Ling In Chuan sangat marah, benar- benar marah kepada Ling Ba Tin. Kenapa bisa Kepala pelayan keluarga Ling kepercayaan ayahnya ini tidak langsung menghukum dan membunuh Tabib Hang. Malah membiarkan kejadian yang telah menimpahnya.
Ling In Chuan sekarang, matanya terbelalak tidak percaya dengan apa yang di alaminya. Kejadian ini seperti mimpi saja. Ling Ba Tin telah berani menyentuh dan mempermainkan kedua gunung kembarnya.

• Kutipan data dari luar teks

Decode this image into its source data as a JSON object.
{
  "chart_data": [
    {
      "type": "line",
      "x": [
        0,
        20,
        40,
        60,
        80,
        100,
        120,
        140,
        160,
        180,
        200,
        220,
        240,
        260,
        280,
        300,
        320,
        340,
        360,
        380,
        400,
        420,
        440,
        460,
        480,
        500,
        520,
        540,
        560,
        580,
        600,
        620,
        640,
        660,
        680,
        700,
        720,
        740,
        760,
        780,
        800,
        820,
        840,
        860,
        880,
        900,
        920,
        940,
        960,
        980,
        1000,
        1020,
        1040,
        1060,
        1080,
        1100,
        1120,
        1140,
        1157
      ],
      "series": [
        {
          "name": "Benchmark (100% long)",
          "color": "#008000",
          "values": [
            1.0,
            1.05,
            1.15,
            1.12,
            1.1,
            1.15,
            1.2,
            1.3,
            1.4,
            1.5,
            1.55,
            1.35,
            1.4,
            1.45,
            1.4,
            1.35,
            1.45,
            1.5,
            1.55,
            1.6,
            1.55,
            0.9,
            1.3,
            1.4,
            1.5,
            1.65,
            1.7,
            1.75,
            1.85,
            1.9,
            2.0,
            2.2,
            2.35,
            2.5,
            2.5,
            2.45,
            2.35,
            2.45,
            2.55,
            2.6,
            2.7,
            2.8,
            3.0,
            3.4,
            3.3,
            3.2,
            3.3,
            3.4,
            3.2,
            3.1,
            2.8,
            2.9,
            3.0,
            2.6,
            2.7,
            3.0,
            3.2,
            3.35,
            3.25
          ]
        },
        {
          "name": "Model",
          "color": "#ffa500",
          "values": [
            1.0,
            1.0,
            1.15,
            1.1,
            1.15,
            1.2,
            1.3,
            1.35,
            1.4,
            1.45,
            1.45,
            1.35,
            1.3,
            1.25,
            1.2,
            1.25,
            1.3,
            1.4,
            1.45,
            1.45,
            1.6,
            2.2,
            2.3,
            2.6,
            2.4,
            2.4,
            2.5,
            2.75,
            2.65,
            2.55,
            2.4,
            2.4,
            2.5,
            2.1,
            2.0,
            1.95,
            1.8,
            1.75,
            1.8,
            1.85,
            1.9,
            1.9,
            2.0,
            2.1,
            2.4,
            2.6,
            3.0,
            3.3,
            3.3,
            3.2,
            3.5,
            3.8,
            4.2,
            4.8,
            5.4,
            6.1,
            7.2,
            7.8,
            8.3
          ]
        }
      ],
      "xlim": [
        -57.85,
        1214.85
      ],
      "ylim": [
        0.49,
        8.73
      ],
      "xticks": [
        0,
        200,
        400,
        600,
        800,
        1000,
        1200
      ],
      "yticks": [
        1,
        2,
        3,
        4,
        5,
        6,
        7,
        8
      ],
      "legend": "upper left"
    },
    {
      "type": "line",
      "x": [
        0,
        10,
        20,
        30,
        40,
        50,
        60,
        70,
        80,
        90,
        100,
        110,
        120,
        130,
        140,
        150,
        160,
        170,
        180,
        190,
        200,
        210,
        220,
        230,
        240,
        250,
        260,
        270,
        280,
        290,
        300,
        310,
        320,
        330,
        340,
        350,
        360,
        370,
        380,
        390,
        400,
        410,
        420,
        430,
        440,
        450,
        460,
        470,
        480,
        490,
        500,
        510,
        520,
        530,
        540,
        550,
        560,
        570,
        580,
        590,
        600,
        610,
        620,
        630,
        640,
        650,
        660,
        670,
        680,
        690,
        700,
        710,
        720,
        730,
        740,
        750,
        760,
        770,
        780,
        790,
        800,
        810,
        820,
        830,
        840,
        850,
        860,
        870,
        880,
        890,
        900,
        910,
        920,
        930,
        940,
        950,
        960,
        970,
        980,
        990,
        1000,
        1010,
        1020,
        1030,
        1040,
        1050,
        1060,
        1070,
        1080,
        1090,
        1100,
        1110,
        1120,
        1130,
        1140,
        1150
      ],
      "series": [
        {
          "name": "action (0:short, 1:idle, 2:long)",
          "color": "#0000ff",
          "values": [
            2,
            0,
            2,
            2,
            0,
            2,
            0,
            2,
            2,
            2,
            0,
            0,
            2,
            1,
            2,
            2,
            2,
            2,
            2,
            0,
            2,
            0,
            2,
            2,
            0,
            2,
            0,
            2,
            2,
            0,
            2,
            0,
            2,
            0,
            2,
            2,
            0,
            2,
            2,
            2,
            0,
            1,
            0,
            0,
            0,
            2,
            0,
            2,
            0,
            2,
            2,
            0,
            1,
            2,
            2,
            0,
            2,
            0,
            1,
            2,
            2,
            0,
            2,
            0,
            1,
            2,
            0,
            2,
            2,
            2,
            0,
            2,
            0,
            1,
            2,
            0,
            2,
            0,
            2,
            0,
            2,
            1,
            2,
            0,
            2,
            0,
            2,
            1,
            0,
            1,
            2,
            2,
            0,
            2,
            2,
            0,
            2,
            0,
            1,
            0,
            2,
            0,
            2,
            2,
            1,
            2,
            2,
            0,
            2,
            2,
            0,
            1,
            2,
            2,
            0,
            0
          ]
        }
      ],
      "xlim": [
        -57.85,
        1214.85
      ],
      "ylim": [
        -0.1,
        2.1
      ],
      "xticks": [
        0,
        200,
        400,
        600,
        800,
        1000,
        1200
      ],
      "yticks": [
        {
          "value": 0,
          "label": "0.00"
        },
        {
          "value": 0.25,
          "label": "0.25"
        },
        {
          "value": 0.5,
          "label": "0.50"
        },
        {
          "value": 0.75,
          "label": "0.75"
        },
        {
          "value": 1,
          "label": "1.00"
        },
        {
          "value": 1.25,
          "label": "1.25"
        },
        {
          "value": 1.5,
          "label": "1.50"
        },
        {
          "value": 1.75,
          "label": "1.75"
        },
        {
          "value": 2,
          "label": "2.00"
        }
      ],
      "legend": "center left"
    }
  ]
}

"Jangan di teruskan! Cukup Ling Ba Tin! Kau Gila... Berani pada majikanmu! Mana janji kesetiaanmu? Kau telah berkhianat ! Teganya kau melempar aib pada wajah ayahku Ling In Wurong!" Ucap Ling In Chuan sangat marah pada kepala pelayan keluarga Ling itu.
Cukup lama tangan Ling Ba Tin mempermainkan dada Ling In Chuan. Tabib Hang yang melihat itu tersenyum penuh kemenangan. Karena Tabib Hang tahu Ling Ba Tin cukup lama di tinggal mati istrinya , jadi pasti sudah lama juga tangan itu tidak merasakan yang kenyal-kenyal.
Tabib Hang mendekati Ling Ba Tin kemudian berbicara, "Enak bukan rasanya? Sangat asik dan menyenangkan bukan?"
Ling Ba Tin menoleh pada Tabib Hang tapi tangannya tidak mau berhenti meremas gunung indah Ling In Chuan bahkan kini pucak gunungnya sekali - kali di cubitnya.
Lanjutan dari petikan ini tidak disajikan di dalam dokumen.